S’il est difficile d’obtenir des chiffres précis, le Soudan produit entre 40 et 70 % de la consommation mondiale de gomme arabique, et l’essentiel de ce produit d’exportation provient ou passe par la petite ville poussiéreuse d’El-Obeïd, dans l’Etat du Kordofan du Nord. L’exsudat de la sève d’acacia est aussi produit dans d’autres pays, comme le Tchad et l’Erythrée, mais la plupart sont tout aussi instables que le Soudan. Par ailleurs, la sève y est d’une moins bonne qualité.  
Un ingrédient essentiel pour les produits les plus lucratifs du monde
En 1997 déjà, les parlementaires du Congrès des Etats-Unis étaient particulièrement mécontents à l’égard du gouvernement soudanais, l’accusant de soutenir le terrorisme et de persécuter les minorités religieuses. Le problème de fond est simple : le Soudan a offert refuge à Oussama Ben Laden qui, déjà à l’époque, n’était pas en odeur de sainteté. Le Congrès américain décide alors de sévir en adoptant une série de mesures drastiques pour limiter sévèrement les échanges commerciaux du Soudan et freiner son économie. 

Cependant, avant que ces sanctions économiques ne soient formellement adoptées, des lobbyistes, inquiets, représentant quelques-unes des plus grandes entreprises américaines, se sont battus pour imposer une exception, et une seule. Et comme c’est souvent le cas pour les lobbyistes, ils ont obtenu gain de cause : l’embargo s’appliquera à tout, sauf à cette résine dure et translucide, appelée gomme arabique. Le Soudan pourra continuer à en exporter autant qu’il veut.
Quelle ironie ! C’est d’un coin perdu et aride d’un pays dysfonctionnel et sapé par la misère que provient un ingrédient sans lequel la fabrication de l’un des produits les plus célèbres et les plus lucratifs du monde serait impossible (ou en tout cas beaucoup plus chère). Fin avril donc, les attaques rebelles dans l’Etat du Kordofan du Nord étaient surprenantes. Elles sont importantes pour deux raisons. D’abord, le MJE ne s’attaque plus seulement au Darfour, la zone d’attaques habituelle. Ils osent désormais déborder sur toute la région, à la surprise de tous. Ensuite, le MJE a mené cette offensive sous la bannière du Front révolutionnaire soudanais (FRS), une coalition militaire réunissant plusieurs groupes rebelles issus de différentes régions du Soudan. 

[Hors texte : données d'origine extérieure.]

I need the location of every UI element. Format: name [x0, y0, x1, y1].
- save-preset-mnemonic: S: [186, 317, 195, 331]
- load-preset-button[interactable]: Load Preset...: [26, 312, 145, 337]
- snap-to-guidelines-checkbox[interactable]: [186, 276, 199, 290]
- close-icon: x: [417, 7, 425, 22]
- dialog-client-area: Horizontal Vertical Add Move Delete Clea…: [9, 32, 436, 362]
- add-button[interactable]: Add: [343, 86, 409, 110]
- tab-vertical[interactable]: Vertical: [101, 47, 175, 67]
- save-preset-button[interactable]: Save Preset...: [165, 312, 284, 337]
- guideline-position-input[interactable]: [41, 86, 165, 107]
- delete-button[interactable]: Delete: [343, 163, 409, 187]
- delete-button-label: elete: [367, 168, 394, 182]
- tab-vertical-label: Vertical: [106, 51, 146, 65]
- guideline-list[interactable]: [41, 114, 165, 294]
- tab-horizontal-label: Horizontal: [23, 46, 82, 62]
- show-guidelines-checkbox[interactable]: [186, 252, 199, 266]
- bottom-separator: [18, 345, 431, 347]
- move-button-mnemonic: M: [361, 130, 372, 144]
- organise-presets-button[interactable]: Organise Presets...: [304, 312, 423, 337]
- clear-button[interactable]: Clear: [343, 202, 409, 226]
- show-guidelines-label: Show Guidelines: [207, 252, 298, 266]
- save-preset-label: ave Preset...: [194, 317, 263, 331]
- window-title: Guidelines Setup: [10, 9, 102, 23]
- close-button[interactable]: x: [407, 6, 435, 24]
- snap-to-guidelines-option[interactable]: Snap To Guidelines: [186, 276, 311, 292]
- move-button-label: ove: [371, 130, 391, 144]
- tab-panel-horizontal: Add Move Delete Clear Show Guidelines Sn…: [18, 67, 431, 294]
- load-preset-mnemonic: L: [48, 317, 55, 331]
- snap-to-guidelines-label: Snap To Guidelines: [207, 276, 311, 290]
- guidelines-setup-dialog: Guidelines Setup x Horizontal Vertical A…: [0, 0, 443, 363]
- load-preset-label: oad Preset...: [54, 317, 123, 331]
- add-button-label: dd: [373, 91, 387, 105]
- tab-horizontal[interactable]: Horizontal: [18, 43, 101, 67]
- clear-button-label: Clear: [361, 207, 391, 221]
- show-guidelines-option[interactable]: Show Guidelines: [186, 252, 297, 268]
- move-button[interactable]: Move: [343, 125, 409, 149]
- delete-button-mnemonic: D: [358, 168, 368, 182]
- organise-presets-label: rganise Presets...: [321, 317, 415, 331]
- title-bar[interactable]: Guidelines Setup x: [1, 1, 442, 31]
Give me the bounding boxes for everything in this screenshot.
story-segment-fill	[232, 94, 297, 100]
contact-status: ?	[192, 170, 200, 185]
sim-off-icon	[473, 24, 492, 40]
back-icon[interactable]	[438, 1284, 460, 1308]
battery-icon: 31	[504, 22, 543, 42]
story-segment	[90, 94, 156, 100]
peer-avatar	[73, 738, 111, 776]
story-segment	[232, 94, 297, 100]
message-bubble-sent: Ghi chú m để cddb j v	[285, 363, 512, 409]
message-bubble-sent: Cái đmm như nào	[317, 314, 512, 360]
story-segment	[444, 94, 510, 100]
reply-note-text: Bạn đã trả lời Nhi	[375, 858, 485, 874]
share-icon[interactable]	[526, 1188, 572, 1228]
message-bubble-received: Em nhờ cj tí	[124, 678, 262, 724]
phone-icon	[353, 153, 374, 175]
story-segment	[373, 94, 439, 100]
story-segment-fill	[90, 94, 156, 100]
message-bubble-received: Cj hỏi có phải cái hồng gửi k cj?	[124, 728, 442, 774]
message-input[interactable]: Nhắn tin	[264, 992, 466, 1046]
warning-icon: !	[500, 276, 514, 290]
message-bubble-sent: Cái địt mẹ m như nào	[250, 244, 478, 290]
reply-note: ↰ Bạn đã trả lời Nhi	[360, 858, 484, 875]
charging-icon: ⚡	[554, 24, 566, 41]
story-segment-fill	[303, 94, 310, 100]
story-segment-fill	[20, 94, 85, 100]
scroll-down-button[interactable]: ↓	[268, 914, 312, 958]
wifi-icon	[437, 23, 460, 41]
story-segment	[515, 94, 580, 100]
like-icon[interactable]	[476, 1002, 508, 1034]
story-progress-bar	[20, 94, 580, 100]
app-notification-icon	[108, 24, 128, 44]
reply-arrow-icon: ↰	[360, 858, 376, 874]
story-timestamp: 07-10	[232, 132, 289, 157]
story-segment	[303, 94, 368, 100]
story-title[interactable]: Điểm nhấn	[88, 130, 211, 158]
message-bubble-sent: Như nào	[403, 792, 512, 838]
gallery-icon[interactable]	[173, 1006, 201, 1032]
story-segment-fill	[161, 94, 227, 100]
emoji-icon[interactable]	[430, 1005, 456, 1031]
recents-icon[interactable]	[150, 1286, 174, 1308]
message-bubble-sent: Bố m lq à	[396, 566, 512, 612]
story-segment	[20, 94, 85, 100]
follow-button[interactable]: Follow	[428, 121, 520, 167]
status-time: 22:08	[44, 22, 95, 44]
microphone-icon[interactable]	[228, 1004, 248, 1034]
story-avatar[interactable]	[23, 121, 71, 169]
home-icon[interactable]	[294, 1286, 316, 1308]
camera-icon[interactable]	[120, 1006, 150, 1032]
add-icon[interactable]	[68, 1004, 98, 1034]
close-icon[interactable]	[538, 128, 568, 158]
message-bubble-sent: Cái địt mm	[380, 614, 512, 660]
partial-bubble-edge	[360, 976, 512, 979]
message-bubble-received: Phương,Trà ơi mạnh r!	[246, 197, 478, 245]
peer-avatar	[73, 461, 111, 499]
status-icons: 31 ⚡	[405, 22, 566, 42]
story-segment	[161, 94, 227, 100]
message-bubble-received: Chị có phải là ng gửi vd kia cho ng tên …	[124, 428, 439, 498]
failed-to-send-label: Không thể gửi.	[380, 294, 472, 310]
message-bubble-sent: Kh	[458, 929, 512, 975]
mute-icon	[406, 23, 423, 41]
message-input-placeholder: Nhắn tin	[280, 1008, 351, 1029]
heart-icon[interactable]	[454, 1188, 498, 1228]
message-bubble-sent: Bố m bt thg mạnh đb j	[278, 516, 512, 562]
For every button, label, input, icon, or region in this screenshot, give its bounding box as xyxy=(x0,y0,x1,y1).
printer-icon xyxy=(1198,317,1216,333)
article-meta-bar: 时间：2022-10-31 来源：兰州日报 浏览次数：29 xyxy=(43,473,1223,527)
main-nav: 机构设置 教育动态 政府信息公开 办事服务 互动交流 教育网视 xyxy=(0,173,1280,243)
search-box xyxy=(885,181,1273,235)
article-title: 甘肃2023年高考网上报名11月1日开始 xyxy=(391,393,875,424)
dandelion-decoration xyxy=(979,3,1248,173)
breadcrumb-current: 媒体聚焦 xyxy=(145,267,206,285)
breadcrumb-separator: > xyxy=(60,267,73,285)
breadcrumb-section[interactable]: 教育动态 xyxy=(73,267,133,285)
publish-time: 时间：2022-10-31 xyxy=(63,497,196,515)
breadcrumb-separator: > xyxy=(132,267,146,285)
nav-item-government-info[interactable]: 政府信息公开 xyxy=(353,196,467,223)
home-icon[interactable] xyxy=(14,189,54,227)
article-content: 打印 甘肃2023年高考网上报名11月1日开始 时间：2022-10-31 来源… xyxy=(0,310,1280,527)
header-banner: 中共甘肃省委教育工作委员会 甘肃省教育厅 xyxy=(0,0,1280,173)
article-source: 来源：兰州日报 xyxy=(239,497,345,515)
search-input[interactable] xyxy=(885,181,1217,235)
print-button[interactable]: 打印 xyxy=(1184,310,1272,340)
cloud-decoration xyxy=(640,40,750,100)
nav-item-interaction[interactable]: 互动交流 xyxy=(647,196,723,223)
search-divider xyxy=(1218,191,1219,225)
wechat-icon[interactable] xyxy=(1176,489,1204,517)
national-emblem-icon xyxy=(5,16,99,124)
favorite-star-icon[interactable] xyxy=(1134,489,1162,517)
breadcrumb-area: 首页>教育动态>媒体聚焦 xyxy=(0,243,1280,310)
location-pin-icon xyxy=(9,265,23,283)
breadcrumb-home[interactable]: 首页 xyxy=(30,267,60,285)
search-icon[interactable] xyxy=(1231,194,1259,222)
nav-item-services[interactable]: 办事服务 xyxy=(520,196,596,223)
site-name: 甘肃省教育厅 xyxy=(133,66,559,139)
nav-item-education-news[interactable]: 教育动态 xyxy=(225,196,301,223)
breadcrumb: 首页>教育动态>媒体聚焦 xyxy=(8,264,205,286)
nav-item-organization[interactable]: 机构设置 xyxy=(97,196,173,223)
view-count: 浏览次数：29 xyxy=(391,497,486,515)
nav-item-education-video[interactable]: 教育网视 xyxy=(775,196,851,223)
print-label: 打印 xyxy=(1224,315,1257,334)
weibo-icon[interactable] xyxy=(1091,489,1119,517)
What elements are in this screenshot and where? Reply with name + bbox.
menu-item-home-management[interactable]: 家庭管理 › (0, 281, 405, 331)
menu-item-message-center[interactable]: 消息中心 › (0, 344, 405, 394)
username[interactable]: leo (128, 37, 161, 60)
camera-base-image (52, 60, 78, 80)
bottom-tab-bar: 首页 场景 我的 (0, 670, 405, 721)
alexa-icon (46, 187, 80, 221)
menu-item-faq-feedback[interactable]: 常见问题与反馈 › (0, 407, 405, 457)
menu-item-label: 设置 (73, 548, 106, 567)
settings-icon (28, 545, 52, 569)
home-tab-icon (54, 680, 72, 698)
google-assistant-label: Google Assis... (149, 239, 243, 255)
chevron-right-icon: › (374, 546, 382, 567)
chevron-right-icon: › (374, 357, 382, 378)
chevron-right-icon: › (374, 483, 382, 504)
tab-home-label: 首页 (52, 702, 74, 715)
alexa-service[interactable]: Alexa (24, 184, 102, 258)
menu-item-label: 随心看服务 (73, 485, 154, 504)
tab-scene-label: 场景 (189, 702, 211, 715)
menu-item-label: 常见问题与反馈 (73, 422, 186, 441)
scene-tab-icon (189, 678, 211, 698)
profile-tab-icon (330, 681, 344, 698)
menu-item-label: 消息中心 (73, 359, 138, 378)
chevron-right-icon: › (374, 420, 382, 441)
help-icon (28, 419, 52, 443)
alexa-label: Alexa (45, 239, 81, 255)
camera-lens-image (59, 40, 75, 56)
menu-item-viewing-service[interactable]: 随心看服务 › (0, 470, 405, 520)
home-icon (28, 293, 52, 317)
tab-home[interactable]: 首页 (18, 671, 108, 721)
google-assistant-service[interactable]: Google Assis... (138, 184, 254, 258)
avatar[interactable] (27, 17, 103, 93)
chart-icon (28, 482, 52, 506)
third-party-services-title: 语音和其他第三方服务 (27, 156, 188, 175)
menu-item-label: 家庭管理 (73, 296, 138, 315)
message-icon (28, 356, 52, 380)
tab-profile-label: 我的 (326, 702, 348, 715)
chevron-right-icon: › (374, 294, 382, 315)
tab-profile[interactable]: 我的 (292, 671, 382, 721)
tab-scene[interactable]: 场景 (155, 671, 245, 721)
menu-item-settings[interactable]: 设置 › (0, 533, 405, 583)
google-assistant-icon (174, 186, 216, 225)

Ce n’est certes pas la première opération conduite sous l’égide du FRS, mais c’est l’une des plus réussies. On peut voir dans l’attaque d’Oum Rawaba une première tentative pour unifier des groupes rebelles isolés et le transformer en un conflit plus généralisé contre Khartoum. “Je pense que le raid a été programmé par les rebelles dans la foulée pour faire comprendre à l’Etat qu’ils étaient capables d’étendre leur lutte à d’autres régions”, a ainsi déclaré au New York Times l’éditorialiste soudanais Abd al-Latif al-Bony. 

Il n’aura pas fallu longtemps à l’armée soudanaise pour s’organiser et repousser les rebelles. Ils auraient été chassés d’Oum Rawaba peu de temps après leur arrivée. Mais le gouvernement soudanais a compris le message : la rébellion a gagné le Kordofan du Nord. Et du côté des grandes multinationales de l’agroalimentaire comme Coca-Cola et Pepsi, on s’inquiète déjà.